Sunday, November 18, 2007

UK: Police Attacked By TV Watchdog Group Over Channel 4 Mosque Expose


Britain's Channel 4 aired a TV show which exposed the hatred being preached in mainstream Mosques in the UK.





The police took action against the network. Now, a Television Watchdog group is publicly criticizing the British police for the action taken. The TV Watchdog group can find nothing wrong with the Channel 4 expose, because it is the truth.

But, of course, these days, truth doesn't stand much of a chance against Muslims in a court of law, does it?

Here's the original article from the Evening Standard:


Police have been criticised for taking action against a television programme which exposed how some Islamic preachers use British mosques to spread a message of hatred and segregation.

Broadcasting watchdogs have cleared Channel 4 of wrongdoing over the controversial documentary about Muslim extremism.

The programme featured footage of preachers at a number of mosques, including one who praised the Taliban for murdering British soldiers.

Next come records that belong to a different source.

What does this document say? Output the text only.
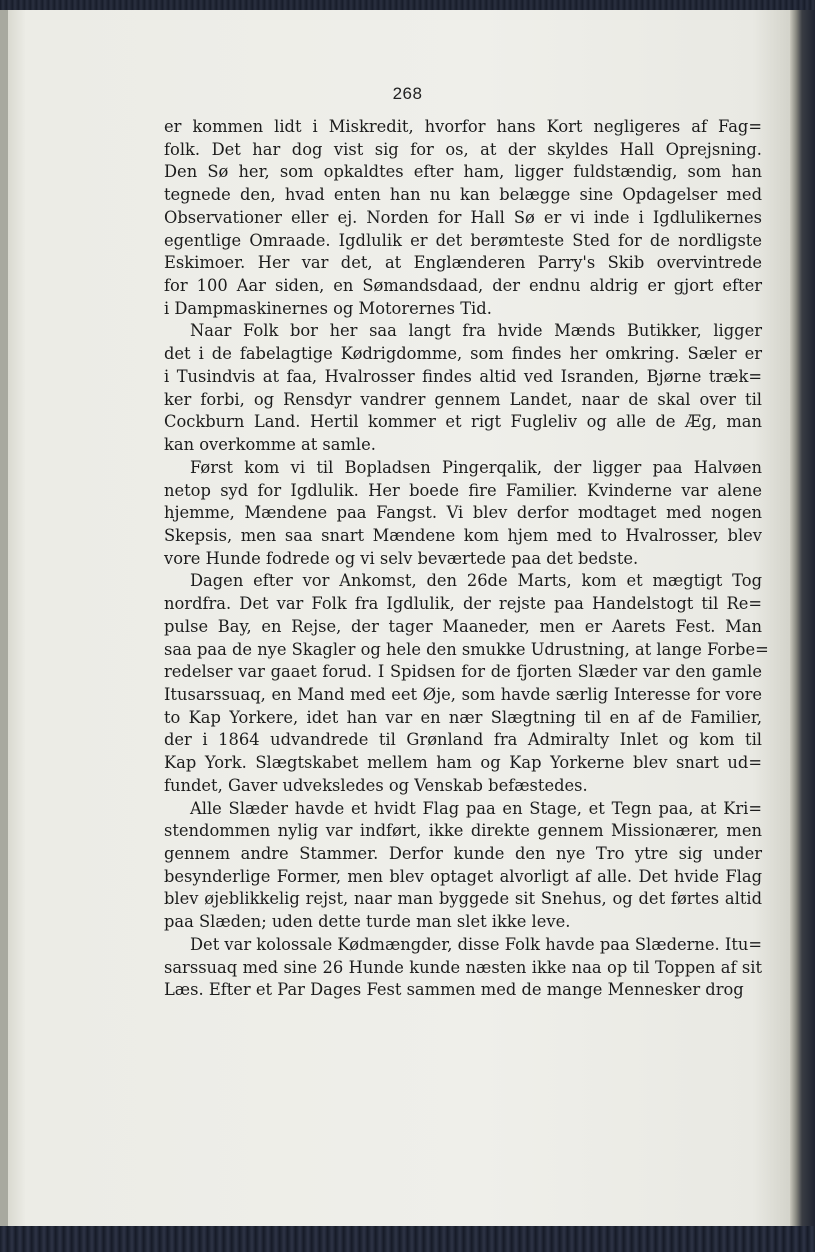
268
er kommen lidt i Miskredit, hvorfor hans Kort negligeres af Fag=
folk. Det har dog vist sig for os, at der skyldes Hall Oprejsning.
Den Sø her, som opkaldtes efter ham, ligger fuldstændig, som han
tegnede den, hvad enten han nu kan belægge sine Opdagelser med
Observationer eller ej. Norden for Hall Sø er vi inde i Igdlulikernes
egentlige Omraade. Igdlulik er det berømteste Sted for de nordligste
Eskimoer. Her var det, at Englænderen Parry's Skib overvintrede
for 100 Aar siden, en Sømandsdaad, der endnu aldrig er gjort efter
i Dampmaskinernes og Motorernes Tid.
Naar Folk bor her saa langt fra hvide Mænds Butikker, ligger
det i de fabelagtige Kødrigdomme, som findes her omkring. Sæler er
i Tusindvis at faa, Hvalrosser findes altid ved Isranden, Bjørne træk=
ker forbi, og Rensdyr vandrer gennem Landet, naar de skal over til
Cockburn Land. Hertil kommer et rigt Fugleliv og alle de Æg, man
kan overkomme at samle.
Først kom vi til Bopladsen Pingerqalik, der ligger paa Halvøen
netop syd for Igdlulik. Her boede fire Familier. Kvinderne var alene
hjemme, Mændene paa Fangst. Vi blev derfor modtaget med nogen
Skepsis, men saa snart Mændene kom hjem med to Hvalrosser, blev
vore Hunde fodrede og vi selv beværtede paa det bedste.
Dagen efter vor Ankomst, den 26de Marts, kom et mægtigt Tog
nordfra. Det var Folk fra Igdlulik, der rejste paa Handelstogt til Re=
pulse Bay, en Rejse, der tager Maaneder, men er Aarets Fest. Man
saa paa de nye Skagler og hele den smukke Udrustning, at lange Forbe=
redelser var gaaet forud. I Spidsen for de fjorten Slæder var den gamle
Itusarssuaq, en Mand med eet Øje, som havde særlig Interesse for vore
to Kap Yorkere, idet han var en nær Slægtning til en af de Familier,
der i 1864 udvandrede til Grønland fra Admiralty Inlet og kom til
Kap York. Slægtskabet mellem ham og Kap Yorkerne blev snart ud=
fundet, Gaver udveksledes og Venskab befæstedes.
Alle Slæder havde et hvidt Flag paa en Stage, et Tegn paa, at Kri=
stendommen nylig var indført, ikke direkte gennem Missionærer, men
gennem andre Stammer. Derfor kunde den nye Tro ytre sig under
besynderlige Former, men blev optaget alvorligt af alle. Det hvide Flag
blev øjeblikkelig rejst, naar man byggede sit Snehus, og det førtes altid
paa Slæden; uden dette turde man slet ikke leve.
Det var kolossale Kødmængder, disse Folk havde paa Slæderne. Itu=
sarssuaq med sine 26 Hunde kunde næsten ikke naa op til Toppen af sit
Læs. Efter et Par Dages Fest sammen med de mange Mennesker drog
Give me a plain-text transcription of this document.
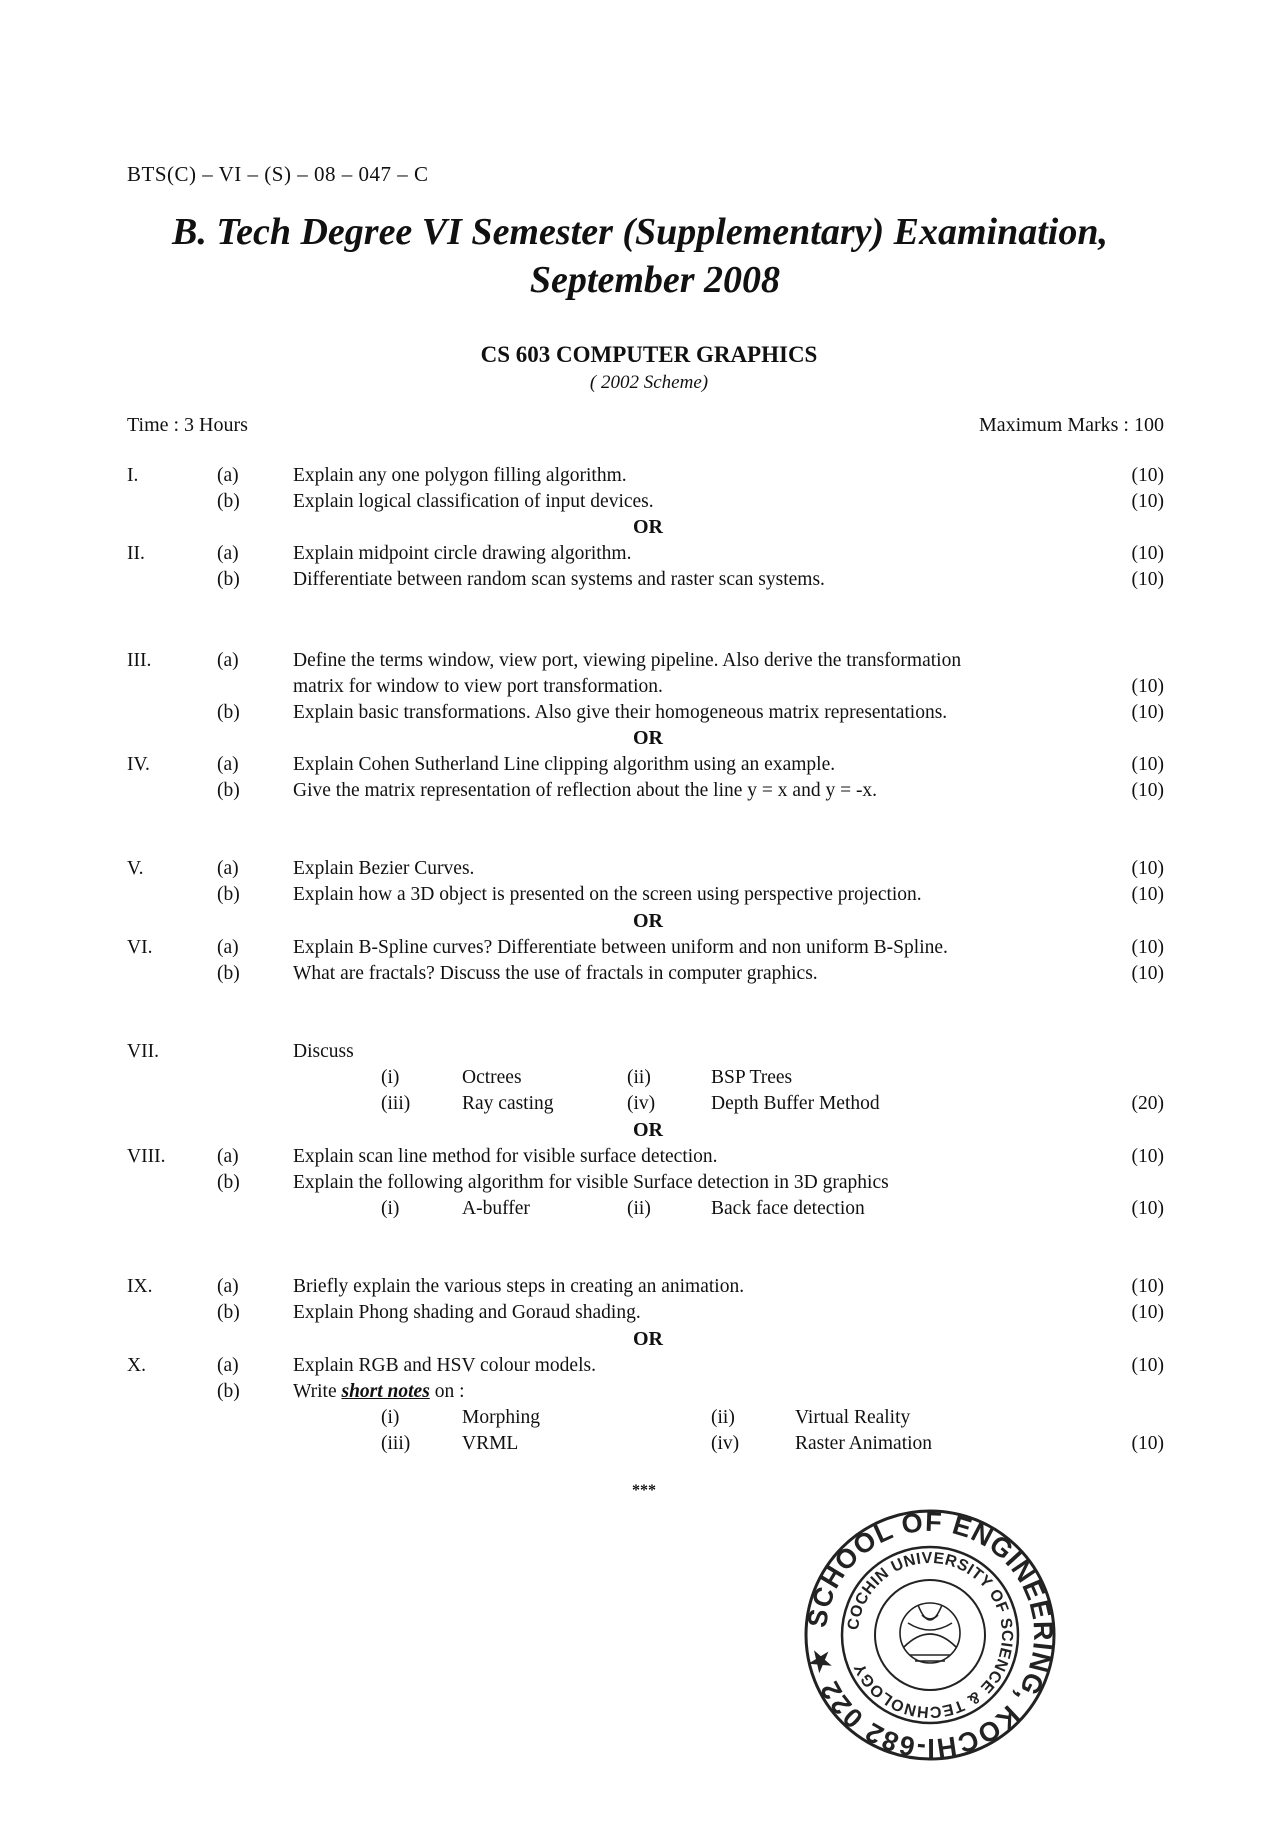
BTS(C) – VI – (S) – 08 – 047 – C
B. Tech Degree VI Semester (Supplementary) Examination,
September 2008
CS 603 COMPUTER GRAPHICS
( 2002 Scheme)
Time : 3 Hours	Maximum Marks : 100
I.	(a)	Explain any one polygon filling algorithm.	(10)
(b)	Explain logical classification of input devices.	(10)
OR
II.	(a)	Explain midpoint circle drawing algorithm.	(10)
(b)	Differentiate between random scan systems and raster scan systems.	(10)
III.	(a)	Define the terms window, view port, viewing pipeline. Also derive the transformation
matrix for window to view port transformation.	(10)
(b)	Explain basic transformations. Also give their homogeneous matrix representations.	(10)
OR
IV.	(a)	Explain Cohen Sutherland Line clipping algorithm using an example.	(10)
(b)	Give the matrix representation of reflection about the line y = x and y = -x.	(10)
V.	(a)	Explain Bezier Curves.	(10)
(b)	Explain how a 3D object is presented on the screen using perspective projection.	(10)
OR
VI.	(a)	Explain B-Spline curves? Differentiate between uniform and non uniform B-Spline.	(10)
(b)	What are fractals? Discuss the use of fractals in computer graphics.	(10)
VII.	Discuss
(i)	Octrees	(ii)	BSP Trees
(iii)	Ray casting	(iv)	Depth Buffer Method	(20)
OR
VIII.	(a)	Explain scan line method for visible surface detection.	(10)
(b)	Explain the following algorithm for visible Surface detection in 3D graphics
(i)	A-buffer	(ii)	Back face detection	(10)
IX.	(a)	Briefly explain the various steps in creating an animation.	(10)
(b)	Explain Phong shading and Goraud shading.	(10)
OR
X.	(a)	Explain RGB and HSV colour models.	(10)
(b)	Write short notes on :
(i)	Morphing	(ii)	Virtual Reality
(iii)	VRML	(iv)	Raster Animation	(10)
***
SCHOOL OF ENGINEERING, KOCHI-682 022 ★
COCHIN UNIVERSITY OF SCIENCE & TECHNOLOGY
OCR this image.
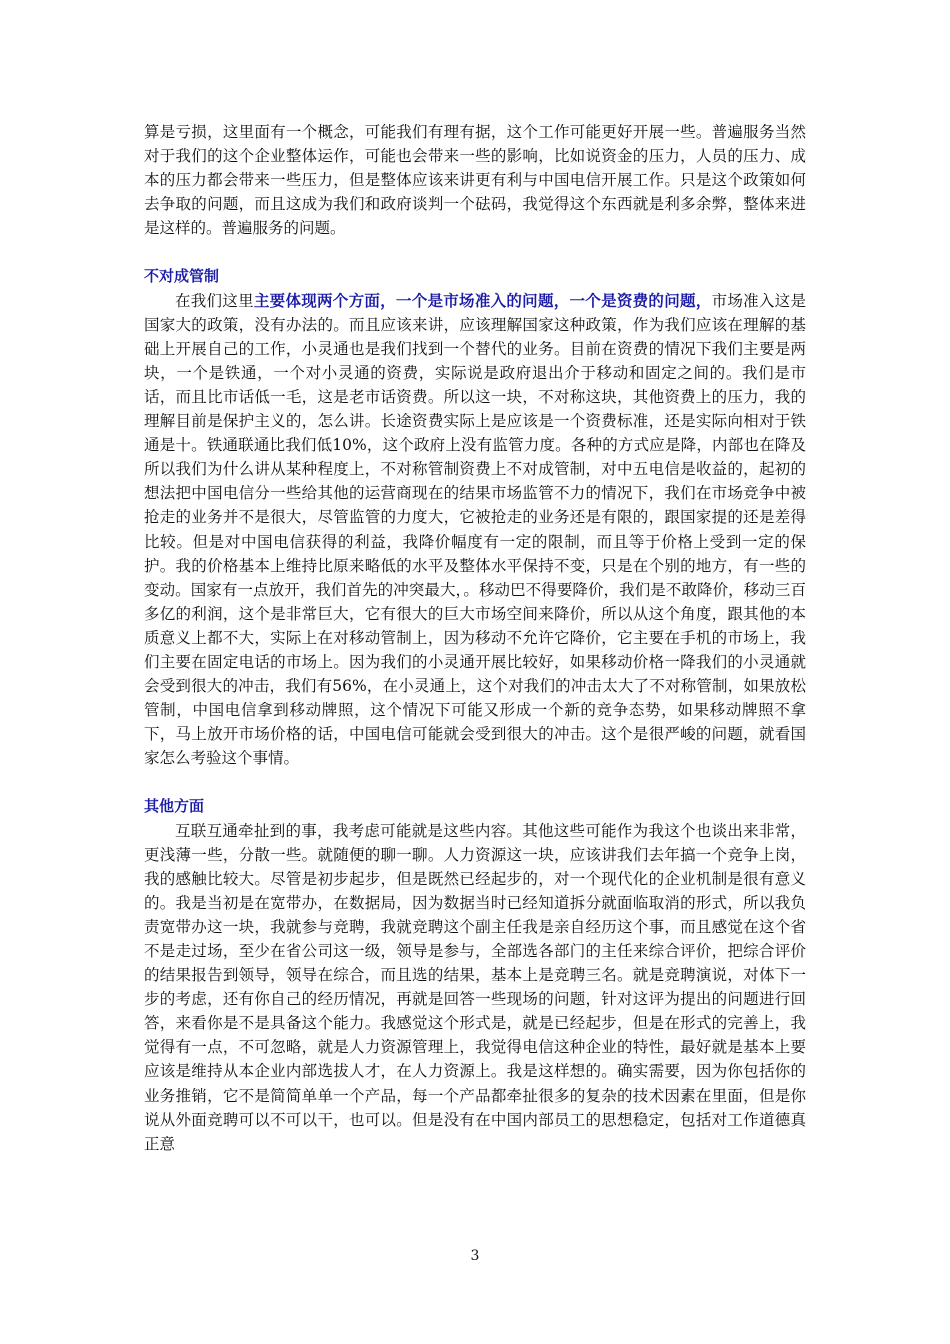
算是亏损，这里面有一个概念，可能我们有理有据，这个工作可能更好开展一些。普遍服务当然对于我们的这个企业整体运作，可能也会带来一些的影响，比如说资金的压力，人员的压力、成本的压力都会带来一些压力，但是整体应该来讲更有利与中国电信开展工作。只是这个政策如何去争取的问题，而且这成为我们和政府谈判一个砝码，我觉得这个东西就是利多余弊，整体来进是这样的。普遍服务的问题。

不对成管制

在我们这里主要体现两个方面，一个是市场准入的问题，一个是资费的问题，市场准入这是国家大的政策，没有办法的。而且应该来讲，应该理解国家这种政策，作为我们应该在理解的基础上开展自己的工作，小灵通也是我们找到一个替代的业务。目前在资费的情况下我们主要是两块，一个是铁通，一个对小灵通的资费，实际说是政府退出介于移动和固定之间的。我们是市话，而且比市话低一毛，这是老市话资费。所以这一块，不对称这块，其他资费上的压力，我的理解目前是保护主义的，怎么讲。长途资费实际上是应该是一个资费标准，还是实际向相对于铁通是十。铁通联通比我们低10%，这个政府上没有监管力度。各种的方式应是降，内部也在降及所以我们为什么讲从某种程度上，不对称管制资费上不对成管制，对中五电信是收益的，起初的想法把中国电信分一些给其他的运营商现在的结果市场监管不力的情况下，我们在市场竞争中被抢走的业务并不是很大，尽管监管的力度大，它被抢走的业务还是有限的，跟国家提的还是差得比较。但是对中国电信获得的利益，我降价幅度有一定的限制，而且等于价格上受到一定的保护。我的价格基本上维持比原来略低的水平及整体水平保持不变，只是在个别的地方，有一些的变动。国家有一点放开，我们首先的冲突最大，。移动巴不得要降价，我们是不敢降价，移动三百多亿的利润，这个是非常巨大，它有很大的巨大市场空间来降价，所以从这个角度，跟其他的本质意义上都不大，实际上在对移动管制上，因为移动不允许它降价，它主要在手机的市场上，我们主要在固定电话的市场上。因为我们的小灵通开展比较好，如果移动价格一降我们的小灵通就会受到很大的冲击，我们有56%，在小灵通上，这个对我们的冲击太大了不对称管制，如果放松管制，中国电信拿到移动牌照，这个情况下可能又形成一个新的竞争态势，如果移动牌照不拿下，马上放开市场价格的话，中国电信可能就会受到很大的冲击。这个是很严峻的问题，就看国家怎么考验这个事情。

其他方面

互联互通牵扯到的事，我考虑可能就是这些内容。其他这些可能作为我这个也谈出来非常，更浅薄一些，分散一些。就随便的聊一聊。人力资源这一块，应该讲我们去年搞一个竞争上岗，我的感触比较大。尽管是初步起步，但是既然已经起步的，对一个现代化的企业机制是很有意义的。我是当初是在宽带办，在数据局，因为数据当时已经知道拆分就面临取消的形式，所以我负责宽带办这一块，我就参与竞聘，我就竞聘这个副主任我是亲自经历这个事，而且感觉在这个省不是走过场，至少在省公司这一级，领导是参与，全部选各部门的主任来综合评价，把综合评价的结果报告到领导，领导在综合，而且选的结果，基本上是竞聘三名。就是竞聘演说，对体下一步的考虑，还有你自己的经历情况，再就是回答一些现场的问题，针对这评为提出的问题进行回答，来看你是不是具备这个能力。我感觉这个形式是，就是已经起步，但是在形式的完善上，我觉得有一点，不可忽略，就是人力资源管理上，我觉得电信这种企业的特性，最好就是基本上要应该是维持从本企业内部选拔人才，在人力资源上。我是这样想的。确实需要，因为你包括你的业务推销，它不是简简单单一个产品，每一个产品都牵扯很多的复杂的技术因素在里面，但是你说从外面竞聘可以不可以干，也可以。但是没有在中国内部员工的思想稳定，包括对工作道德真正意

3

West Midlands police rejected calls to take action against the preachers for stirring up racial hatred – and turned on the film-makers.

Three months ago, the police, backed by the Crown Prosecution Service, made a formal complaint to Ofcom, alleging that the way 50 hours of videotape had been edited was 'distorted'.

But The Mail on Sunday has been told Ofcom has backed Channel 4's claim that the film was fair and has criticised the police response.

The programme, Undercover Mosque, broadcast in January, featured TV footage of an Islamic preacher praising the death of a British soldier.

At a meeting in a Birmingham mosque, the cleric said: "There was an individual killed in Afghanistan recently.

"Do you know what was written in a newspaper? Hero of Islam! The hero of Islam is the one who separated his head from his shoulders!"

Abu Usamah, a preacher at the Green Lane mosque in Birmingham, was secretly filmed saying:

"If I were to call homosexuals perverted, dirty, filthy, dogs who should be murdered, that is my freedom of speech isn't it?"

Mr Usamah later said the programme was a "poor attempt at fair journalism" and claimed his remark was "taken out of context – without any explanation".

Comments by other imams in the film were: "Take that homosexual man and throw him off the mountain", "those whom the wrath of Allah is upon, is the Jew and the Christian", and "it takes two witnesses of a woman to equal the one witness of the man".

Explaining the decision by West Midlands police to call for an Ofcom inquiry, Assistant Chief Constable Anil Patani said in August:

"As a result of our initial findings, the investigation was extended to include issues relating to the editing and portrayal of the documentary.

"The priority for police has been to investigate the documentary and its making with as much rigour as the extremism the programme sought to portray."

Crown Prosecution Service lawyer Bethan David said: "The splicing together of extracts from longer speeches appears to have completely distorted what the speakers were saying.

"We have been dealing with a heavily edited television programme, apparently taking out of context aspects of speeches, which, in their totality, could never provide a realistic prospect of any convictions."

The film prompted the Saudi Arabian government to complain directly to the Foreign Office.

The Dispatches documentary claimed the Saudis recruited young Muslims in the UK, trained them in Saudi Arabia and sent them back to the West to spread a "radical ideology of intolerance and bigotry" through British mosques and Islamic organisations.

Last night, both Ofcom and Channel 4 declined to comment.